Why has Hornbill created this site?

  • Hornbill's products have moved on considerably since we introduced it almost 10 years ago. At the time, the MediaWiki tool was sufficient, but we have outgrown it.
  • Our customers are more enterprise focused and more self-sufficient than ever before, so for 2023 and beyond we have established a new documentation platform and team to drive our documentation initiative forwards.
  • We are aiming to deprecate the use of Hornbill Wiki for most Hornbill related documentation.
  • We want to enable our growing partner network with product resources and information, documentation beyond our Wiki approach is required.
  • We could definitely do with some help, and may even pay for some! If you have domain knowledge and would like to help, please check out our Hornbill Docs Contributor Guide and contact the Hornbill docs team at docs@hornbill.com.

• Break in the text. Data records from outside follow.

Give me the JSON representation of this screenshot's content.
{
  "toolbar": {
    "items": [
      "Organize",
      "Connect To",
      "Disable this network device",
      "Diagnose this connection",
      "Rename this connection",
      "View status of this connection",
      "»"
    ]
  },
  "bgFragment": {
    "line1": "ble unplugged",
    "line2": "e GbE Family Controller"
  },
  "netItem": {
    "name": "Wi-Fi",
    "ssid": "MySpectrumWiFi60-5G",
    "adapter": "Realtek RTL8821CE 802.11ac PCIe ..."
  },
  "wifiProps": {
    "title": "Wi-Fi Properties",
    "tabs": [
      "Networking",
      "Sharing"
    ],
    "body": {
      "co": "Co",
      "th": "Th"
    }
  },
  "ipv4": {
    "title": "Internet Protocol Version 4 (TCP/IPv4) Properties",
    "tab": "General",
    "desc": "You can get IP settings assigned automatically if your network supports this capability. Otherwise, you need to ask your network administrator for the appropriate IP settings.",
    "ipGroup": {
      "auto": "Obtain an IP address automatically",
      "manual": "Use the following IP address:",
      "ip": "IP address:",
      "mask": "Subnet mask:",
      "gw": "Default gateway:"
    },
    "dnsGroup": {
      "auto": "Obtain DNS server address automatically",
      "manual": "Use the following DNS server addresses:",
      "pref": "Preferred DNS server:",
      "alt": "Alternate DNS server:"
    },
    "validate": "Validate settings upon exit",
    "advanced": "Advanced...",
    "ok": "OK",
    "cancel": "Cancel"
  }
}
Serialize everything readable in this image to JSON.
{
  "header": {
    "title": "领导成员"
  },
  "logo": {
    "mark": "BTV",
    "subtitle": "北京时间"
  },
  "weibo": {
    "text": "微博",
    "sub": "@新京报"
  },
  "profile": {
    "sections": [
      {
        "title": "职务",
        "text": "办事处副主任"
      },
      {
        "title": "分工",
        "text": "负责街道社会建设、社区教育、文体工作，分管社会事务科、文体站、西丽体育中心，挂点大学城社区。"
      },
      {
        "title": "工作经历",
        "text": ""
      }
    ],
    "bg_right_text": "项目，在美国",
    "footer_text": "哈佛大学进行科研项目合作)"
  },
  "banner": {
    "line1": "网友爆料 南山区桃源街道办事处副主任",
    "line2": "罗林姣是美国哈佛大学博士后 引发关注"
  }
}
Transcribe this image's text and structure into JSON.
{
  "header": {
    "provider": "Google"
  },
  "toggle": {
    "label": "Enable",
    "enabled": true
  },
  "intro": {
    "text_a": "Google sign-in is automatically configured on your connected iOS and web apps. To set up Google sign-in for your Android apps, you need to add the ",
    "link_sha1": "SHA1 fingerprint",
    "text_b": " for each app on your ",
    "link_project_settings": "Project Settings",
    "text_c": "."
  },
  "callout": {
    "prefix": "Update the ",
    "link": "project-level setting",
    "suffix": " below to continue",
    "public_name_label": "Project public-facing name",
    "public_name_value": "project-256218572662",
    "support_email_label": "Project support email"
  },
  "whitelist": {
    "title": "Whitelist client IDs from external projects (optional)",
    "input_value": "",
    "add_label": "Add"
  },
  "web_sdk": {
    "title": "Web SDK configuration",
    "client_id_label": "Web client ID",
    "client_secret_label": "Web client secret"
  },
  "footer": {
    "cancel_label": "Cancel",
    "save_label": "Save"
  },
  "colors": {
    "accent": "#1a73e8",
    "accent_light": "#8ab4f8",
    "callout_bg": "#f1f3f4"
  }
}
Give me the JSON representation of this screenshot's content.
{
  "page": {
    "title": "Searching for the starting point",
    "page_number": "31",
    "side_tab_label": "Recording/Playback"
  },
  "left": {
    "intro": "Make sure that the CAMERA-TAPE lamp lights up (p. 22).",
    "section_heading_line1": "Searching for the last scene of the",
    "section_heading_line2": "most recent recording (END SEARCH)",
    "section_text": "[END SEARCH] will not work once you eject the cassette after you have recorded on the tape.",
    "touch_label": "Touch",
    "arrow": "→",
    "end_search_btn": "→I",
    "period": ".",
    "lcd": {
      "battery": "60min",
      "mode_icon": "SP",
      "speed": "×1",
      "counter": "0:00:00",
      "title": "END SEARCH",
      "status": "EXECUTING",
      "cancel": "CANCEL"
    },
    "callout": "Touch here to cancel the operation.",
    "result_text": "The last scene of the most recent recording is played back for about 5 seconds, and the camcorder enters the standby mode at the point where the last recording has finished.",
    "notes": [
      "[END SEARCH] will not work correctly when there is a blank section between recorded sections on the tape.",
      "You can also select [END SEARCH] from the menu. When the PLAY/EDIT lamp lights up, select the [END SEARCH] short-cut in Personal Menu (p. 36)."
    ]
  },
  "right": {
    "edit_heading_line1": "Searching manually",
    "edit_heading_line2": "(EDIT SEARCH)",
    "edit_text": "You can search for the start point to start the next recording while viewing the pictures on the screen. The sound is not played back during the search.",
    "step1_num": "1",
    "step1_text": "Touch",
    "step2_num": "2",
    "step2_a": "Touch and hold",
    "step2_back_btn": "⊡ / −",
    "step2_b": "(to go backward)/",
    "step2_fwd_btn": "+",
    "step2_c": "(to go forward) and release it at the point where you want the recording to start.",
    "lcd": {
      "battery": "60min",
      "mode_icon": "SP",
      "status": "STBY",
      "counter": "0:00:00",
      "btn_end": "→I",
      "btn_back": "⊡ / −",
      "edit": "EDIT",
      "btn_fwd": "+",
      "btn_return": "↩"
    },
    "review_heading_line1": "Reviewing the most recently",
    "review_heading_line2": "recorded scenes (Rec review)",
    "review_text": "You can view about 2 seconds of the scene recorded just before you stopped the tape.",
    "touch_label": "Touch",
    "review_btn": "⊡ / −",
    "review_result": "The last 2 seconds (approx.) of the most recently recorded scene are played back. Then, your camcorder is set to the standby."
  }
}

What will this site be good for?

  • Community contribution will be facilitated, encouraged, and most welcome.
  • High quality documentation, will be kept up to date as rapidly as our products evolve.
  • Real-time content search and discovery.
  • Articles organized into books, books into libraries, creating a more natural and logical structure to our documentation.
  • Legacy API documentation and various other documentation sources will all be consolidated into a single unified documentation system.
  • Documentation available in browser as well as printable/viewable as PDF on demand.
  • Personalized documentation experience, allowing dark/light mode, article subscriptions, social media sharing and other useful features.
  • Almost all publicly available documentation on docs.hornbill.com will be open-source and available to fork on GitHub, allowing customers to derive their own custom documentation around Hornbill products should they wish to.

What is the timeline for this site?

  • We have taken the decision to publish and make available early, there is very little content at this time.
  • As and when we have completed/usable documentation, it will be published here.
  • We have a host of additional features we wish to add over time, so please watch this space.
  • We expect most of our existing documentation should be reviewed/migrated to docs.hornbill.com over the coming months.
  • The documentation project will be ongoing, will continue to expand, evolve and improve day-by-day.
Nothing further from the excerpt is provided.